Altered States.
March 04, 2018 - May 21, 2018, Substances in Contemporary Art

Kunstpalais Erlangen, Germany

Participating artists: Daniel García Andújar, Cassils, Rodney Graham, Sidsel Meineche Hansen, Carsten Höller, Joachim Koester, Mary Maggic, Joanna Rajkowska, Thomas Rentmeister, Marten Schech, Jeremy Shaw und Suzanne Treister.

People have always consumed substances for other purposes than nutrition – for medical reasons, for ecstasy, to expand the consciousness, in religious rituals, for self-optimization, out of protest or boredom. Historically the reason for the consumption of one and the same substance has varied and with it its societal meaning. In the 1930s ‘Pervitin’ was considered a miracle cure for all different kinds of diseases, while methamphetamine is forbidden nowadays. Formally exclusively used as an animal narcotic Ketamin is not only one of the most popular party drugs but is also increasingly used in the treatment of clinical depression. While girls can choose to take birth control pills for better skin, the LGBTQI-community is fighting a global struggle for the legal access to hormones.

The changing categorization of a substance as a pharmaceutical, drug, hormone or doping agent suggests that this differentiation is lesser linked to the effects or dangers of a substance. Hiding behind that you find a social history shaped by questions of race, gender, class and economic interests. As an inheritance of the 19th and 20th century the discourse is still heavily driven by power structures and taboos. The omnipresence of substances forces us not only to question but to consider a revision of the societal approach towards substances.

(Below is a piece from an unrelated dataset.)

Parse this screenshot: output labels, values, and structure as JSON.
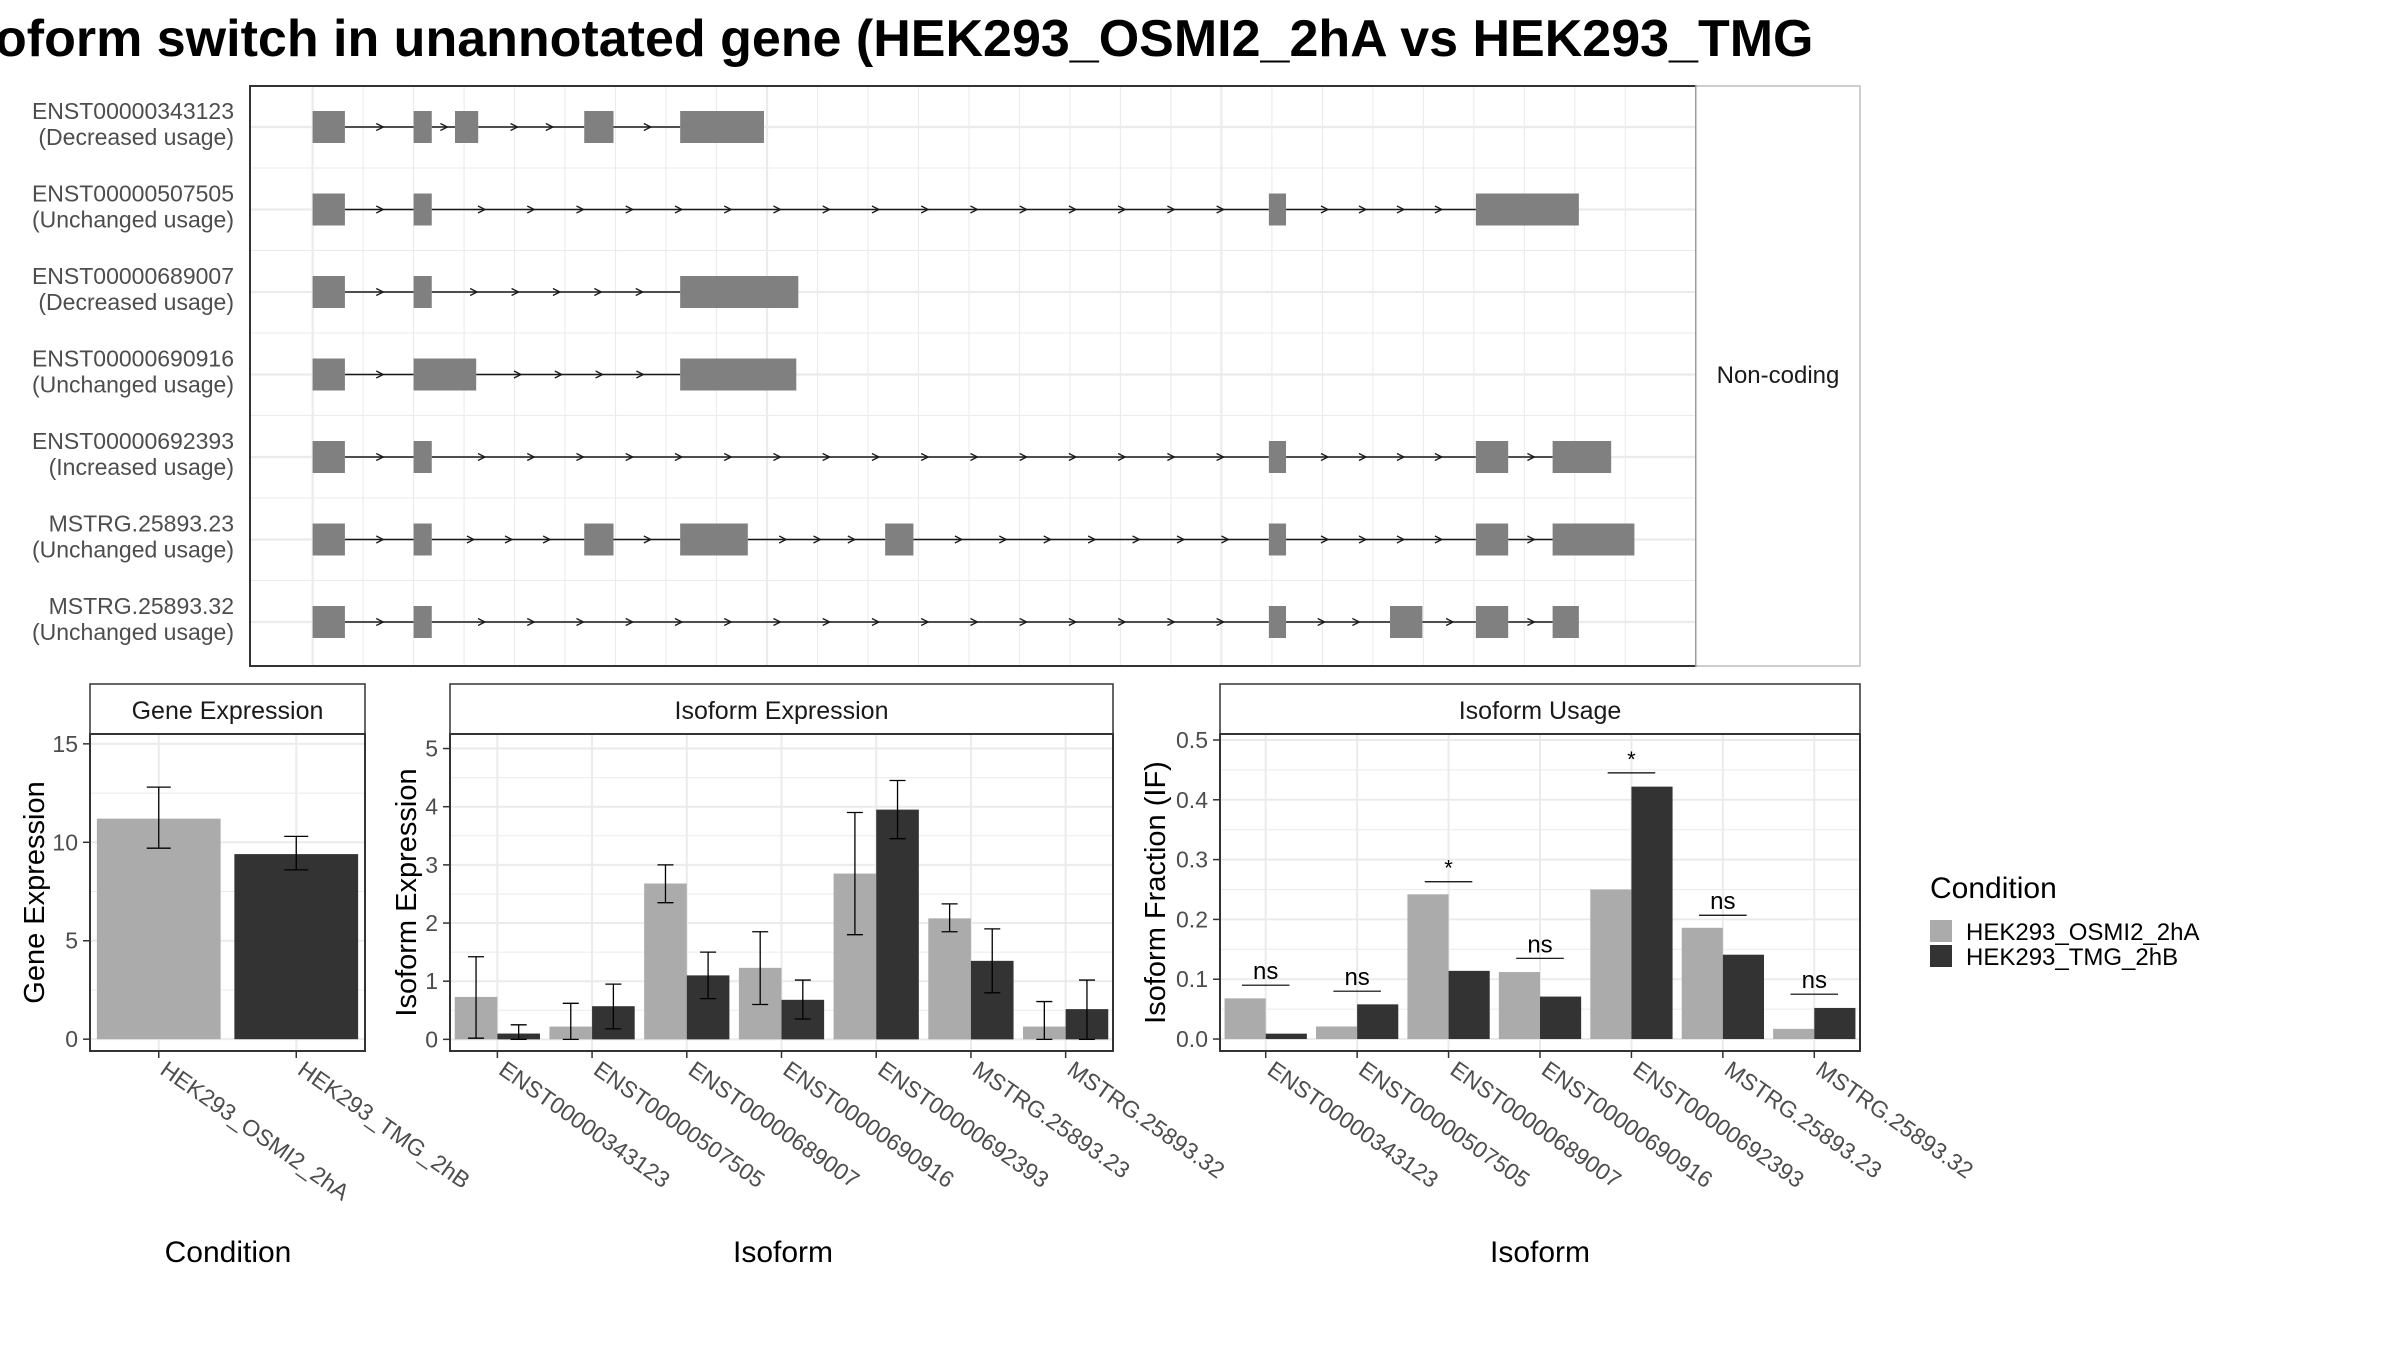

The international group show presents artists who address the topic through photography, video, objects, installation art and performances. The discourse will be opened in a broad sense to ask questions about the effects and potentials of certain substances, the coherences between distribution and the marginalization of minorities, economic interests and highly profitable black markets as well as sub culture and its capitalist usurpation.  As a last consequence the exhibition deals with the relationship between individual freedom and collective responsibility, with biopolitics and (hetero)normativity. The view on substances is challenged critically and a light is shed on global consequences as well as future potentials.

The exhibition was accompanied by an extensive catalogue with texts by Milena Mercer, Malte Kröger und Max Daly, author and journalist for VICE, artist interviews and an additional conference proceedings.